In severe recessions, the year-over-year increase in the unemployment rate hit 5 percentage points in 1982 in Canada and half that in 1982 in the US and in 1991 in Canada. Milder recessions saw increases of 1 to 2 points (such as 1980 and 2001 in the United States). The sharp hike of over 3 points in the unemployment rate by early 2009 in the United States is symptomatic of a severe recession.
The close correlation of employment with recessions in recent business cycles is also consistent with recent research that recessions impact employment as much as output. As noted by Robert Hall, chairman of the NBER committee 18 that dates recessions in the US, “One of the important features of the modern recession is that productivity does not decline as it did in earlier ones.” 19 The notion that employers ‘hoard’ workers during downturns no longer seems to hold. 20 This finding supports Statistics Canada’s decision in 1996 to look at both GDP and employment when determining recession dates.
Recessions in Canada and the US are often, but not always, closely synchronised.

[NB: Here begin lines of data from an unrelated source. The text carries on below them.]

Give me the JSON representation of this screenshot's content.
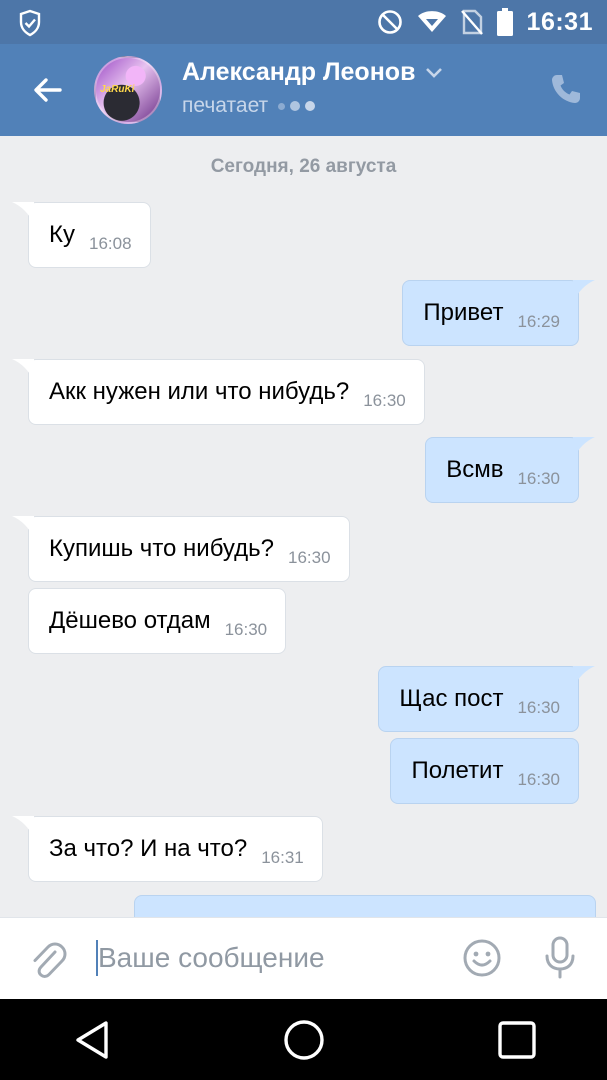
{
  "status_bar": {
    "time": "16:31",
    "icons": [
      "shield-check-icon",
      "do-not-disturb-icon",
      "wifi-icon",
      "no-sim-icon",
      "battery-icon"
    ]
  },
  "header": {
    "contact_name": "Александр Леонов",
    "contact_status": "печатает",
    "avatar_tag": "JaRuKi",
    "accent_color": "#5181b8"
  },
  "chat": {
    "date_separator": "Сегодня, 26 августа",
    "messages": [
      {
        "direction": "in",
        "text": "Ку",
        "time": "16:08"
      },
      {
        "direction": "out",
        "text": "Привет",
        "time": "16:29"
      },
      {
        "direction": "in",
        "text": "Акк нужен или что нибудь?",
        "time": "16:30"
      },
      {
        "direction": "out",
        "text": "Всмв",
        "time": "16:30"
      },
      {
        "direction": "in",
        "text": "Купишь что нибудь?",
        "time": "16:30"
      },
      {
        "direction": "in",
        "text": "Дёшево отдам",
        "time": "16:30"
      },
      {
        "direction": "out",
        "text": "Щас пост",
        "time": "16:30"
      },
      {
        "direction": "out",
        "text": "Полетит",
        "time": "16:30"
      },
      {
        "direction": "in",
        "text": "За что? И на что?",
        "time": "16:31"
      }
    ]
  },
  "composer": {
    "placeholder": "Ваше сообщение"
  },
  "nav_bar": {
    "buttons": [
      "back-triangle-icon",
      "home-circle-icon",
      "recents-square-icon"
    ]
  }
}
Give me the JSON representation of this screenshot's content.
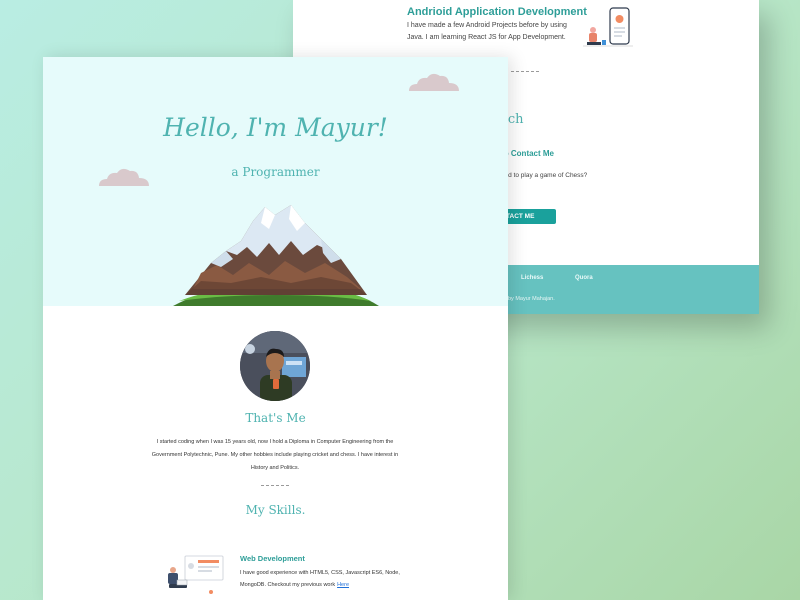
{
  "back_page": {
    "project": {
      "title": "Andrioid Application Development",
      "description": "I have made a few Android Projects before by using Java. I am learning React JS for App Development."
    },
    "contact": {
      "heading": "t In Touch",
      "subheading": "ee to Contact Me",
      "line1": "thing on Quora. Wanted to play a game of Chess?",
      "line2": "nge me on Lichess.",
      "button_label": "CONTACT ME"
    },
    "footer": {
      "links": [
        "Lichess",
        "Quora"
      ],
      "copyright": "by Mayur Mahajan."
    }
  },
  "front_page": {
    "hero": {
      "title": "Hello, I'm Mayur!",
      "subtitle": "a Programmer"
    },
    "about": {
      "heading": "That's Me",
      "text": "I started coding when I was 15 years old, now I hold a Diploma in Computer Engineering from the Government Polytechnic, Pune. My other hobbies include playing cricket and chess. I have interest in History and Politics."
    },
    "skills": {
      "heading": "My Skills.",
      "items": [
        {
          "title": "Web Development",
          "text": "I have good experience with HTML5, CSS, Javascript ES6, Node, MongoDB. Checkout my previous work",
          "link_label": "Here"
        }
      ]
    }
  },
  "colors": {
    "accent": "#4fb3b0",
    "accent_dark": "#2e9e98",
    "hero_bg": "#e6fbfb",
    "footer_bg": "#66c2c0",
    "button_bg": "#1aa19c"
  },
  "icons": [
    "cloud-icon",
    "mountain-illustration",
    "phone-illustration",
    "laptop-illustration"
  ]
}
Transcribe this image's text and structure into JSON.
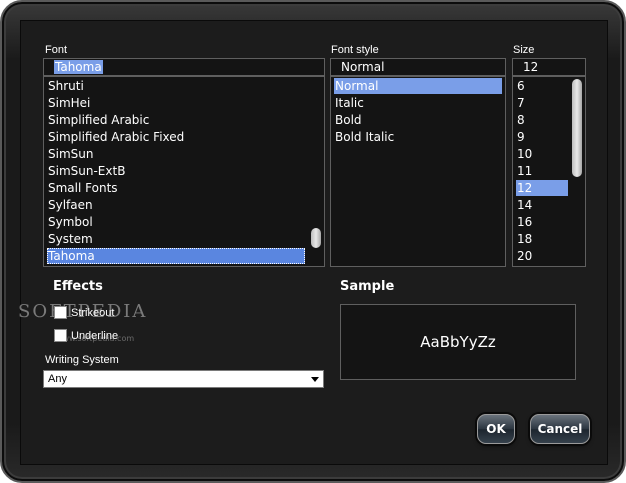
{
  "font": {
    "label": "Font",
    "value": "Tahoma",
    "items": [
      "Shruti",
      "SimHei",
      "Simplified Arabic",
      "Simplified Arabic Fixed",
      "SimSun",
      "SimSun-ExtB",
      "Small Fonts",
      "Sylfaen",
      "Symbol",
      "System",
      "Tahoma"
    ],
    "selected": "Tahoma"
  },
  "font_style": {
    "label": "Font style",
    "value": "Normal",
    "items": [
      "Normal",
      "Italic",
      "Bold",
      "Bold Italic"
    ],
    "selected": "Normal"
  },
  "size": {
    "label": "Size",
    "value": "12",
    "items": [
      "6",
      "7",
      "8",
      "9",
      "10",
      "11",
      "12",
      "14",
      "16",
      "18",
      "20"
    ],
    "selected": "12"
  },
  "effects": {
    "heading": "Effects",
    "strikeout_label": "Strikeout",
    "underline_label": "Underline"
  },
  "writing_system": {
    "label": "Writing System",
    "value": "Any"
  },
  "sample": {
    "heading": "Sample",
    "text": "AaBbYyZz"
  },
  "buttons": {
    "ok": "OK",
    "cancel": "Cancel"
  },
  "watermark": {
    "text": "SOFTPEDIA",
    "url": "www.softpedia.com"
  },
  "colors": {
    "selection": "#7a9ee8",
    "background": "#1c1c1c"
  }
}
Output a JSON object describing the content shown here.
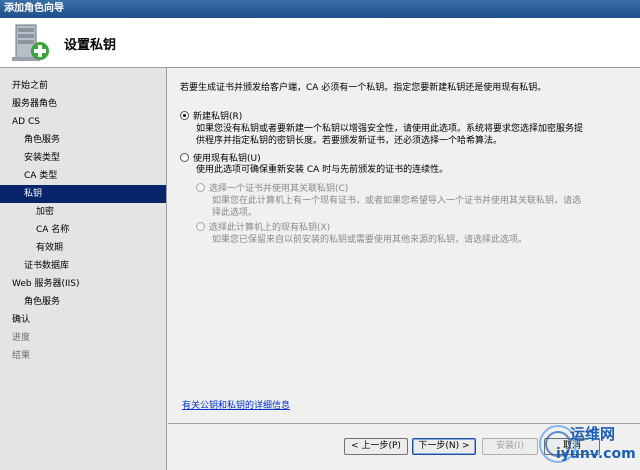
{
  "window": {
    "title": "添加角色向导"
  },
  "header": {
    "page_title": "设置私钥"
  },
  "sidebar": {
    "items": [
      {
        "label": "开始之前",
        "level": 0,
        "state": "normal"
      },
      {
        "label": "服务器角色",
        "level": 0,
        "state": "normal"
      },
      {
        "label": "AD CS",
        "level": 0,
        "state": "normal"
      },
      {
        "label": "角色服务",
        "level": 1,
        "state": "normal"
      },
      {
        "label": "安装类型",
        "level": 1,
        "state": "normal"
      },
      {
        "label": "CA 类型",
        "level": 1,
        "state": "normal"
      },
      {
        "label": "私钥",
        "level": 1,
        "state": "active"
      },
      {
        "label": "加密",
        "level": 2,
        "state": "normal"
      },
      {
        "label": "CA 名称",
        "level": 2,
        "state": "normal"
      },
      {
        "label": "有效期",
        "level": 2,
        "state": "normal"
      },
      {
        "label": "证书数据库",
        "level": 1,
        "state": "normal"
      },
      {
        "label": "Web 服务器(IIS)",
        "level": 0,
        "state": "normal"
      },
      {
        "label": "角色服务",
        "level": 1,
        "state": "normal"
      },
      {
        "label": "确认",
        "level": 0,
        "state": "normal"
      },
      {
        "label": "进度",
        "level": 0,
        "state": "disabled"
      },
      {
        "label": "结果",
        "level": 0,
        "state": "disabled"
      }
    ]
  },
  "content": {
    "intro": "若要生成证书并颁发给客户端，CA 必须有一个私钥。指定您要新建私钥还是使用现有私钥。",
    "new_key": {
      "label": "新建私钥(R)",
      "desc_line1": "如果您没有私钥或者要新建一个私钥以增强安全性，请使用此选项。系统将要求您选择加密服务提",
      "desc_line2": "供程序并指定私钥的密钥长度。若要颁发新证书，还必须选择一个哈希算法。"
    },
    "existing_key": {
      "label": "使用现有私钥(U)",
      "desc": "使用此选项可确保重新安装 CA 时与先前颁发的证书的连续性。"
    },
    "sub_cert": {
      "label": "选择一个证书并使用其关联私钥(C)",
      "desc_line1": "如果您在此计算机上有一个现有证书，或者如果您希望导入一个证书并使用其关联私钥，请选",
      "desc_line2": "择此选项。"
    },
    "sub_key": {
      "label": "选择此计算机上的现有私钥(X)",
      "desc": "如果您已保留来自以前安装的私钥或需要使用其他来源的私钥，请选择此选项。"
    },
    "help_link": "有关公钥和私钥的详细信息"
  },
  "footer": {
    "prev": "< 上一步(P)",
    "next": "下一步(N) >",
    "install": "安装(I)",
    "cancel": "取消"
  },
  "watermark": {
    "line1": "运维网",
    "line2": "iyunv.com"
  }
}
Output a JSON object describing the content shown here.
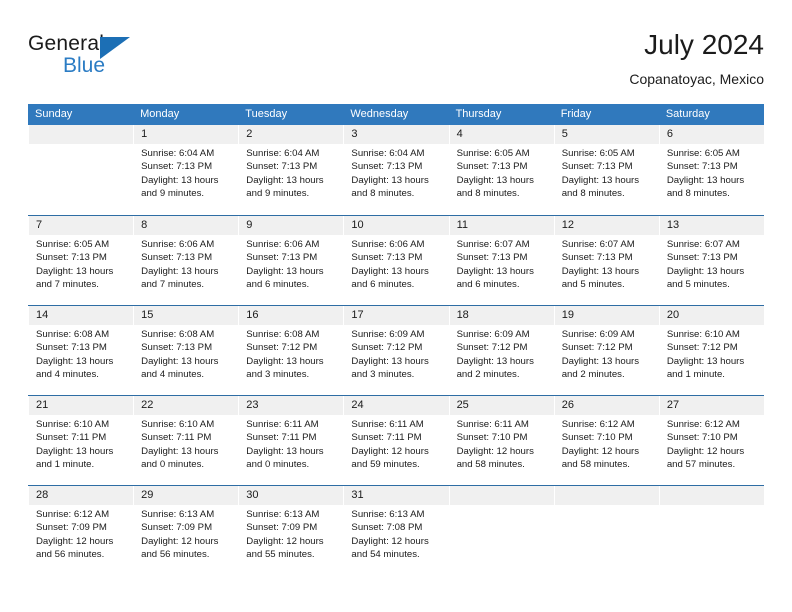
{
  "brand": {
    "name_top": "General",
    "name_bottom": "Blue"
  },
  "header": {
    "title": "July 2024",
    "subtitle": "Copanatoyac, Mexico"
  },
  "colors": {
    "header_blue": "#3079bd",
    "row_divider_blue": "#2e6da4",
    "daynum_band": "#f0f0f0",
    "brand_blue": "#2b7cc4"
  },
  "weekdays": [
    "Sunday",
    "Monday",
    "Tuesday",
    "Wednesday",
    "Thursday",
    "Friday",
    "Saturday"
  ],
  "weeks": [
    [
      {
        "empty": true,
        "day": "",
        "sunrise": "",
        "sunset": "",
        "daylight_line1": "",
        "daylight_line2": ""
      },
      {
        "empty": false,
        "day": "1",
        "sunrise": "Sunrise: 6:04 AM",
        "sunset": "Sunset: 7:13 PM",
        "daylight_line1": "Daylight: 13 hours",
        "daylight_line2": "and 9 minutes."
      },
      {
        "empty": false,
        "day": "2",
        "sunrise": "Sunrise: 6:04 AM",
        "sunset": "Sunset: 7:13 PM",
        "daylight_line1": "Daylight: 13 hours",
        "daylight_line2": "and 9 minutes."
      },
      {
        "empty": false,
        "day": "3",
        "sunrise": "Sunrise: 6:04 AM",
        "sunset": "Sunset: 7:13 PM",
        "daylight_line1": "Daylight: 13 hours",
        "daylight_line2": "and 8 minutes."
      },
      {
        "empty": false,
        "day": "4",
        "sunrise": "Sunrise: 6:05 AM",
        "sunset": "Sunset: 7:13 PM",
        "daylight_line1": "Daylight: 13 hours",
        "daylight_line2": "and 8 minutes."
      },
      {
        "empty": false,
        "day": "5",
        "sunrise": "Sunrise: 6:05 AM",
        "sunset": "Sunset: 7:13 PM",
        "daylight_line1": "Daylight: 13 hours",
        "daylight_line2": "and 8 minutes."
      },
      {
        "empty": false,
        "day": "6",
        "sunrise": "Sunrise: 6:05 AM",
        "sunset": "Sunset: 7:13 PM",
        "daylight_line1": "Daylight: 13 hours",
        "daylight_line2": "and 8 minutes."
      }
    ],
    [
      {
        "empty": false,
        "day": "7",
        "sunrise": "Sunrise: 6:05 AM",
        "sunset": "Sunset: 7:13 PM",
        "daylight_line1": "Daylight: 13 hours",
        "daylight_line2": "and 7 minutes."
      },
      {
        "empty": false,
        "day": "8",
        "sunrise": "Sunrise: 6:06 AM",
        "sunset": "Sunset: 7:13 PM",
        "daylight_line1": "Daylight: 13 hours",
        "daylight_line2": "and 7 minutes."
      },
      {
        "empty": false,
        "day": "9",
        "sunrise": "Sunrise: 6:06 AM",
        "sunset": "Sunset: 7:13 PM",
        "daylight_line1": "Daylight: 13 hours",
        "daylight_line2": "and 6 minutes."
      },
      {
        "empty": false,
        "day": "10",
        "sunrise": "Sunrise: 6:06 AM",
        "sunset": "Sunset: 7:13 PM",
        "daylight_line1": "Daylight: 13 hours",
        "daylight_line2": "and 6 minutes."
      },
      {
        "empty": false,
        "day": "11",
        "sunrise": "Sunrise: 6:07 AM",
        "sunset": "Sunset: 7:13 PM",
        "daylight_line1": "Daylight: 13 hours",
        "daylight_line2": "and 6 minutes."
      },
      {
        "empty": false,
        "day": "12",
        "sunrise": "Sunrise: 6:07 AM",
        "sunset": "Sunset: 7:13 PM",
        "daylight_line1": "Daylight: 13 hours",
        "daylight_line2": "and 5 minutes."
      },
      {
        "empty": false,
        "day": "13",
        "sunrise": "Sunrise: 6:07 AM",
        "sunset": "Sunset: 7:13 PM",
        "daylight_line1": "Daylight: 13 hours",
        "daylight_line2": "and 5 minutes."
      }
    ],
    [
      {
        "empty": false,
        "day": "14",
        "sunrise": "Sunrise: 6:08 AM",
        "sunset": "Sunset: 7:13 PM",
        "daylight_line1": "Daylight: 13 hours",
        "daylight_line2": "and 4 minutes."
      },
      {
        "empty": false,
        "day": "15",
        "sunrise": "Sunrise: 6:08 AM",
        "sunset": "Sunset: 7:13 PM",
        "daylight_line1": "Daylight: 13 hours",
        "daylight_line2": "and 4 minutes."
      },
      {
        "empty": false,
        "day": "16",
        "sunrise": "Sunrise: 6:08 AM",
        "sunset": "Sunset: 7:12 PM",
        "daylight_line1": "Daylight: 13 hours",
        "daylight_line2": "and 3 minutes."
      },
      {
        "empty": false,
        "day": "17",
        "sunrise": "Sunrise: 6:09 AM",
        "sunset": "Sunset: 7:12 PM",
        "daylight_line1": "Daylight: 13 hours",
        "daylight_line2": "and 3 minutes."
      },
      {
        "empty": false,
        "day": "18",
        "sunrise": "Sunrise: 6:09 AM",
        "sunset": "Sunset: 7:12 PM",
        "daylight_line1": "Daylight: 13 hours",
        "daylight_line2": "and 2 minutes."
      },
      {
        "empty": false,
        "day": "19",
        "sunrise": "Sunrise: 6:09 AM",
        "sunset": "Sunset: 7:12 PM",
        "daylight_line1": "Daylight: 13 hours",
        "daylight_line2": "and 2 minutes."
      },
      {
        "empty": false,
        "day": "20",
        "sunrise": "Sunrise: 6:10 AM",
        "sunset": "Sunset: 7:12 PM",
        "daylight_line1": "Daylight: 13 hours",
        "daylight_line2": "and 1 minute."
      }
    ],
    [
      {
        "empty": false,
        "day": "21",
        "sunrise": "Sunrise: 6:10 AM",
        "sunset": "Sunset: 7:11 PM",
        "daylight_line1": "Daylight: 13 hours",
        "daylight_line2": "and 1 minute."
      },
      {
        "empty": false,
        "day": "22",
        "sunrise": "Sunrise: 6:10 AM",
        "sunset": "Sunset: 7:11 PM",
        "daylight_line1": "Daylight: 13 hours",
        "daylight_line2": "and 0 minutes."
      },
      {
        "empty": false,
        "day": "23",
        "sunrise": "Sunrise: 6:11 AM",
        "sunset": "Sunset: 7:11 PM",
        "daylight_line1": "Daylight: 13 hours",
        "daylight_line2": "and 0 minutes."
      },
      {
        "empty": false,
        "day": "24",
        "sunrise": "Sunrise: 6:11 AM",
        "sunset": "Sunset: 7:11 PM",
        "daylight_line1": "Daylight: 12 hours",
        "daylight_line2": "and 59 minutes."
      },
      {
        "empty": false,
        "day": "25",
        "sunrise": "Sunrise: 6:11 AM",
        "sunset": "Sunset: 7:10 PM",
        "daylight_line1": "Daylight: 12 hours",
        "daylight_line2": "and 58 minutes."
      },
      {
        "empty": false,
        "day": "26",
        "sunrise": "Sunrise: 6:12 AM",
        "sunset": "Sunset: 7:10 PM",
        "daylight_line1": "Daylight: 12 hours",
        "daylight_line2": "and 58 minutes."
      },
      {
        "empty": false,
        "day": "27",
        "sunrise": "Sunrise: 6:12 AM",
        "sunset": "Sunset: 7:10 PM",
        "daylight_line1": "Daylight: 12 hours",
        "daylight_line2": "and 57 minutes."
      }
    ],
    [
      {
        "empty": false,
        "day": "28",
        "sunrise": "Sunrise: 6:12 AM",
        "sunset": "Sunset: 7:09 PM",
        "daylight_line1": "Daylight: 12 hours",
        "daylight_line2": "and 56 minutes."
      },
      {
        "empty": false,
        "day": "29",
        "sunrise": "Sunrise: 6:13 AM",
        "sunset": "Sunset: 7:09 PM",
        "daylight_line1": "Daylight: 12 hours",
        "daylight_line2": "and 56 minutes."
      },
      {
        "empty": false,
        "day": "30",
        "sunrise": "Sunrise: 6:13 AM",
        "sunset": "Sunset: 7:09 PM",
        "daylight_line1": "Daylight: 12 hours",
        "daylight_line2": "and 55 minutes."
      },
      {
        "empty": false,
        "day": "31",
        "sunrise": "Sunrise: 6:13 AM",
        "sunset": "Sunset: 7:08 PM",
        "daylight_line1": "Daylight: 12 hours",
        "daylight_line2": "and 54 minutes."
      },
      {
        "empty": true,
        "day": "",
        "sunrise": "",
        "sunset": "",
        "daylight_line1": "",
        "daylight_line2": ""
      },
      {
        "empty": true,
        "day": "",
        "sunrise": "",
        "sunset": "",
        "daylight_line1": "",
        "daylight_line2": ""
      },
      {
        "empty": true,
        "day": "",
        "sunrise": "",
        "sunset": "",
        "daylight_line1": "",
        "daylight_line2": ""
      }
    ]
  ]
}
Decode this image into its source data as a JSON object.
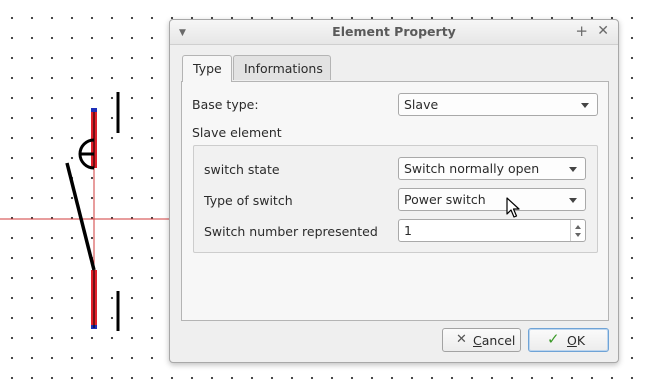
{
  "dialog": {
    "title": "Element Property",
    "icons": {
      "menu": "dropdown-menu-icon",
      "pin": "pin-plus-icon",
      "close": "close-icon"
    }
  },
  "tabs": [
    {
      "label": "Type",
      "active": true
    },
    {
      "label": "Informations",
      "active": false
    }
  ],
  "base_type": {
    "label": "Base type:",
    "value": "Slave"
  },
  "slave_element": {
    "title": "Slave element",
    "switch_state": {
      "label": "switch state",
      "value": "Switch normally open"
    },
    "switch_type": {
      "label": "Type of switch",
      "value": "Power switch"
    },
    "switch_number": {
      "label": "Switch number represented",
      "value": "1"
    }
  },
  "buttons": {
    "cancel_label": "Cancel",
    "cancel_mnemonic": "C",
    "cancel_rest": "ancel",
    "ok_label": "OK",
    "ok_mnemonic": "O",
    "ok_rest": "K"
  },
  "colors": {
    "accent": "#6fa3d6",
    "terminal_red": "#e0202a",
    "terminal_blue": "#1e2fb8",
    "crosshair": "#d23b3b",
    "ok_check": "#3c9a2a"
  }
}
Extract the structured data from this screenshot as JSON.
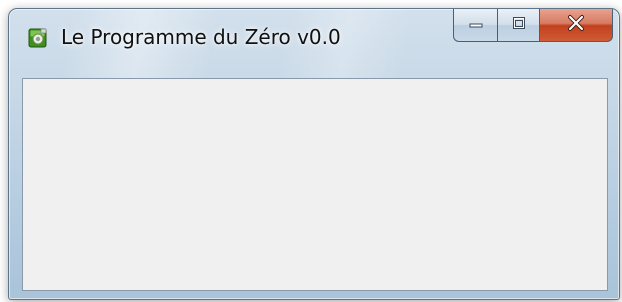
{
  "window": {
    "title": "Le Programme du Zéro v0.0",
    "icon": "app-icon",
    "controls": {
      "minimize": "minimize-icon",
      "maximize": "maximize-icon",
      "close": "close-icon"
    }
  },
  "colors": {
    "client_background": "#f0f0f0",
    "close_button": "#c8442a",
    "frame": "#c7d8e7"
  }
}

Moreover, there is a large disparity in the magnitude of the downturns since the severity of a recession in Canada is usually determined by the course of domestic demand, not exports. Of course, domestic spending is influenced by global trends, especially the impact of commodity prices on business investment. The record drop of our terms of trade late in 2008 suggests that the global recession will play a determinant role in domestic spending.
Every business cycle has its unique characteristics. The current downturn in the US has already had several remarkable features, most notably the magnitude of the shock to the global financial system and the speed and breadth that its repercussions were felt in the global economy. Another is the marked easing of monetary policy from the very onset of the credit crisis. For Canada, there already has been the largest drop in the terms of trade on record, as commodity prices reversed course. Another is the very quick response of firms in the US to lower employment from the onset of the recession, even before GDP started to recede decisively. Employment in Canada began to fall almost a full year after the US. It remains to be seen whether the path of the two economies will continue to converge in 2009.